August 17, 2014
How to Protect Your Mobile Data
Beware of "Free Wi-Fi." Cyber thugs set up sites known as "evil twins" that can steal your signal and leave you vulnerable.
Beware of “Free Wi-Fi” or “Totally Free Internet,” as this offer probably is too good to be true. These offers are likely set up by thieves to trick you into getting on a malicious website.
AT&T and Xfinity have provided many hotspots for travelers to get free Wi-Fi all over the country. Sounds great, right? However, these services make it a piece of cake for thieves to gain access to your online activities and snatch private information.

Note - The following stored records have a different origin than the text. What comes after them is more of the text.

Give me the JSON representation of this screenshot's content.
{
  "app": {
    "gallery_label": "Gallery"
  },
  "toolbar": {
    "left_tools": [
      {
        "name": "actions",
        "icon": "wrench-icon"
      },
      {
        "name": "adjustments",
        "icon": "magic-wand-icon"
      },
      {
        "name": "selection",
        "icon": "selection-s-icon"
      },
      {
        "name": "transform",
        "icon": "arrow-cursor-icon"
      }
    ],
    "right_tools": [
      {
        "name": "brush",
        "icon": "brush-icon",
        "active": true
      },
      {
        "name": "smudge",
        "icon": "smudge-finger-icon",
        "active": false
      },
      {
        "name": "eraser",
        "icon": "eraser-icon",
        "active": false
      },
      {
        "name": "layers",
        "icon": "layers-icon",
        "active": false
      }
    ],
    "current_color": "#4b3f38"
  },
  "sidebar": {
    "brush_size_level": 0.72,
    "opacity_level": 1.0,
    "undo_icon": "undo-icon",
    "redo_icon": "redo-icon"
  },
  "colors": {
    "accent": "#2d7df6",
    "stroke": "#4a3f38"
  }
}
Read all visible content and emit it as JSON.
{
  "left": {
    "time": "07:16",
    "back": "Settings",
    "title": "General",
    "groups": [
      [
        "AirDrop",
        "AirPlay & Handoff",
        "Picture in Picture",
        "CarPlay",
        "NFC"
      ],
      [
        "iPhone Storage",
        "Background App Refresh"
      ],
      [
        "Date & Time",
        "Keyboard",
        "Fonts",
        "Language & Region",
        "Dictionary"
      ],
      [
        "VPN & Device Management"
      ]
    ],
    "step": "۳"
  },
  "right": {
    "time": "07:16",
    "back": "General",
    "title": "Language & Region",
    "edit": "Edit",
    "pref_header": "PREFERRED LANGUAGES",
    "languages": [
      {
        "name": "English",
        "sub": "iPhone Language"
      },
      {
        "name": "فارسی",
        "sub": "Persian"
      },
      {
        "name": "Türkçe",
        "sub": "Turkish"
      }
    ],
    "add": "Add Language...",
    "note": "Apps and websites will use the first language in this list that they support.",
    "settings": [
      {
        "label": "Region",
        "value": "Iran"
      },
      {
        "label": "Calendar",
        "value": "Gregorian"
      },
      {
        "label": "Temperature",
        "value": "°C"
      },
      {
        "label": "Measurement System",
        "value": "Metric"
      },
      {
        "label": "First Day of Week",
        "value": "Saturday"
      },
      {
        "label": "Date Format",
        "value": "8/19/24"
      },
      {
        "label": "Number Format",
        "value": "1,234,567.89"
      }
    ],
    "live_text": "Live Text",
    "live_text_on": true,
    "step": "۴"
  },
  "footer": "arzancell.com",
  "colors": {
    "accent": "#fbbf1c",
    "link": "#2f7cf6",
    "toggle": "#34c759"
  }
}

AT&T sets mobile devices to automatically connect to “attwifi” hotspots. The iPhone can switch this feature off. However, some Androids lack this option.
Cyber thugs can set up fake hotspots called “evil twins,” which they can call “attwifi,” that your smartphone may automatically connect to.
For Xfinity’s wireless hotspot, you log into a web page and input your account ID and password. Once you’ve connected to a particular hotspot, it will remember you if you want to connect again later in that day, at any “xfinitywifi” hotspot and automatically get you back on.
If someone creates a phony Wi-Fi hotspot and calls it “xfinitywifi,” smartphones that have previously connected to the real Xfinity network could connect automatically to the phony hotspot—without the user’s knowing, without requiring a password.
None of this means that security is absent or weak with AT&T’s and Xfinity’s networks. There’s no intrinsic flaw. It’s just that they’re so common that they’ve become vehicles for crooks.
Smartphones and Wi-Fi generate probe requests. When you turn on the device’s Wi-Fi adapter, it will search for any network that you’ve ever been connected to—as long as you never “told” your device to disregard it. The hacker can set the attack access point to respond to every probe request.
Your device will then try to connect to every single Wi-Fi network it was ever connected to, at least for that year. This raises privacy concerns because the SSIDs that are tied with these probe requests can be used to track the user’s movements.
An assault can occur at any public Wi-Fi network. These attacks can force users to lose their connections from their existing Wi-Fi and then get connected to the attacker’s network.
Two ways to protect yourself:
#1 Turn off “Automatically connect to WiFi” in your mobile device, if you have that option.
#2 Use Hotspot Shields software to encrypt all your data on your laptop, tablet or mobile device.